PALANGKA RAYA, PROKALTENG.CO – Polda Kalimantan Tengah (Kalteng) menetapkan delapan orang sebagai tersangka dalam kasus pembakaran lahan di kawasan Tumbang Nusa, Kabupaten Pulang Pisau.
Seluruh tersangka diduga membuka lahan dengan cara membakar, sehingga lahan yang terbakar kini dipasang garis polisi (police line) dan berstatus quo untuk kepentingan penyidikan.
Kapolda Kalteng Irjen Pol Iwan Kurniawan mengatakan, penetapan tersangka merupakan hasil penyelidikan yang dilakukan Polres Pulang Pisau di lokasi kebakaran.

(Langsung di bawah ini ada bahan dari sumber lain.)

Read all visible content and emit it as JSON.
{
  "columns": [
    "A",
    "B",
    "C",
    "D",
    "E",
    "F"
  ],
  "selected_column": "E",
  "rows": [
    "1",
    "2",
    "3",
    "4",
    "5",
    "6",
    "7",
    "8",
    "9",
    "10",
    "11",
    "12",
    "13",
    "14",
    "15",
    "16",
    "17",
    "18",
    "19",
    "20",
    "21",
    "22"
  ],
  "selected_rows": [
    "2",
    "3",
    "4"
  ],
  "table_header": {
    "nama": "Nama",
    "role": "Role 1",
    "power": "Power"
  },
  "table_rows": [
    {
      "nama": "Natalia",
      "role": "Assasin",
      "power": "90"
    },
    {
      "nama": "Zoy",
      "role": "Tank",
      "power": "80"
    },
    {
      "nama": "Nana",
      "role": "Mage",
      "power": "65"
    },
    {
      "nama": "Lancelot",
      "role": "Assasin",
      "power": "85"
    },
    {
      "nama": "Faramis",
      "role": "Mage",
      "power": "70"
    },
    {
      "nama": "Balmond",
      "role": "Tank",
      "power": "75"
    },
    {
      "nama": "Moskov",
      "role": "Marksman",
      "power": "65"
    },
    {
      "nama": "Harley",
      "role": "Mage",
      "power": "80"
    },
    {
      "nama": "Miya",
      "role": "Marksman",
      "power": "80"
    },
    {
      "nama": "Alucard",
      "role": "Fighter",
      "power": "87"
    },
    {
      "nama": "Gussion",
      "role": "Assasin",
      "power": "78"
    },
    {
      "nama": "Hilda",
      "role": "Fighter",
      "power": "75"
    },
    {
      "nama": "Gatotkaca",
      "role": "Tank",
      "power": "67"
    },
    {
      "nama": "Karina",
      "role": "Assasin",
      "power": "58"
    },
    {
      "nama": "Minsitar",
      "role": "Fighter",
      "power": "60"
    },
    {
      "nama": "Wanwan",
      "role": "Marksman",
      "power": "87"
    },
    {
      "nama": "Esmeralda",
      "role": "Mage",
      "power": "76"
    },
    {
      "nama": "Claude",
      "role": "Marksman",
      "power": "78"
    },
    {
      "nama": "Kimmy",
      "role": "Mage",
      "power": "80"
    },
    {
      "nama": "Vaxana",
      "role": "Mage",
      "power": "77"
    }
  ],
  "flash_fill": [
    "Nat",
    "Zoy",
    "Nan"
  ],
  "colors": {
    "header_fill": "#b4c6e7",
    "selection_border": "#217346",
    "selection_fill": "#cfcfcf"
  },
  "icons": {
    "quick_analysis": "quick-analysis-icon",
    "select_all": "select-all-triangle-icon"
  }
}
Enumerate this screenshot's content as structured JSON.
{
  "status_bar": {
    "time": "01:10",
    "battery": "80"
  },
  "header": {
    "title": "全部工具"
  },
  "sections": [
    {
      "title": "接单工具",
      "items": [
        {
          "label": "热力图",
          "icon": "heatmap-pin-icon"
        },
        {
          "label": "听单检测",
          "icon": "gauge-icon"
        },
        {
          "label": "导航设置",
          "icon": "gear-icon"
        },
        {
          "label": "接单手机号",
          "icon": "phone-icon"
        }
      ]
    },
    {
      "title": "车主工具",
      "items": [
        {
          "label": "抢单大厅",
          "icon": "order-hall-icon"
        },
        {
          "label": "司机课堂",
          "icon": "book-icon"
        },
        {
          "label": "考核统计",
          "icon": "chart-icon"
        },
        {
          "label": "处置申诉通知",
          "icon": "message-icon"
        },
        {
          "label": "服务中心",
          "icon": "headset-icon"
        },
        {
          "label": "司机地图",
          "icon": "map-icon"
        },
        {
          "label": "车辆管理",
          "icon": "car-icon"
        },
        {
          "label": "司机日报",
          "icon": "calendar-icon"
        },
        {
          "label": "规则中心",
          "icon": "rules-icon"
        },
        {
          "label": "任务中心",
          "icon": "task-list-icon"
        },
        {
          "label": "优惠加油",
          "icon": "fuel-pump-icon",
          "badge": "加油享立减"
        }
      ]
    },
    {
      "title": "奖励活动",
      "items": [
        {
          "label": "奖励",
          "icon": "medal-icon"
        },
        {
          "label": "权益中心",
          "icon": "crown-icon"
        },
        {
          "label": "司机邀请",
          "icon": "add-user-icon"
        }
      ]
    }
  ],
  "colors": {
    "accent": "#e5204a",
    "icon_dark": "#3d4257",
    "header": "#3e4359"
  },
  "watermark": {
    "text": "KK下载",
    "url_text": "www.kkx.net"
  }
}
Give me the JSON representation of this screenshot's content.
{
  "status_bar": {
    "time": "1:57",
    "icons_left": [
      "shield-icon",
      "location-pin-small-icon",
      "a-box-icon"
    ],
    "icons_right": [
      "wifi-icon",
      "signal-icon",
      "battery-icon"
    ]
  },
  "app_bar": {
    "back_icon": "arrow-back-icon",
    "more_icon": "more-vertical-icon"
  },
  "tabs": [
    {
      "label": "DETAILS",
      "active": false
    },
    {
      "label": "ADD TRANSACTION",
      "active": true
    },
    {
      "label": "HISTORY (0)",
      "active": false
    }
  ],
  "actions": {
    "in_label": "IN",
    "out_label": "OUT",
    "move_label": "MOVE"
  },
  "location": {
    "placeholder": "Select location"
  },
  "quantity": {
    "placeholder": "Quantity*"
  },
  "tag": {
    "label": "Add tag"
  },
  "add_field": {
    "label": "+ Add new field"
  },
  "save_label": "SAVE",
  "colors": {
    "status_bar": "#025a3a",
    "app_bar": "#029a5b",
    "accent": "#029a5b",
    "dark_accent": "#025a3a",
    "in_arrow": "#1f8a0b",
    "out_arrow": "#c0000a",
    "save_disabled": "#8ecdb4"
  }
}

“Dari hasil pemeriksaan sementara, mereka membuka lahan dengan cara membakar. Delapan orang tersebut merupakan pemilik lahan yang memiliki Surat Keterangan Tanah (SKT) dan berada dalam satu hamparan, namun masing-masing memiliki bidang lahan sendiri,” ujarnya usai rilis pada Kamis (23/7/2026).
Sebagai tindak lanjut, Kapolda memerintahkan seluruh lahan yang terbakar dipasang police line dan tidak boleh dimanfaatkan selama proses hukum masih berjalan.
“Kami ingin memberikan efek jera kepada pelaku. Selama proses penyidikan berlangsung, lahan yang terbakar tidak boleh dimanfaatkan terlebih dahulu,” tegasnya.
Ia menambahkan, hingga kini penyidik belum menemukan adanya keterlibatan pihak lain dalam kasus tersebut.
Meski demikian, pengembangan perkara masih terus dilakukan untuk mengungkap kemungkinan adanya pelaku lain.
Di sisi lain, Polda Kalteng bersama Satgas Karhutla tetap mengintensifkan upaya pemadaman kebakaran yang kembali muncul di kawasan Tumbang Nusa.
Sebelumnya, kebakaran di lokasi tersebut sempat berhasil dipadamkan dengan luas lahan terbakar sekitar 4,74 hektare.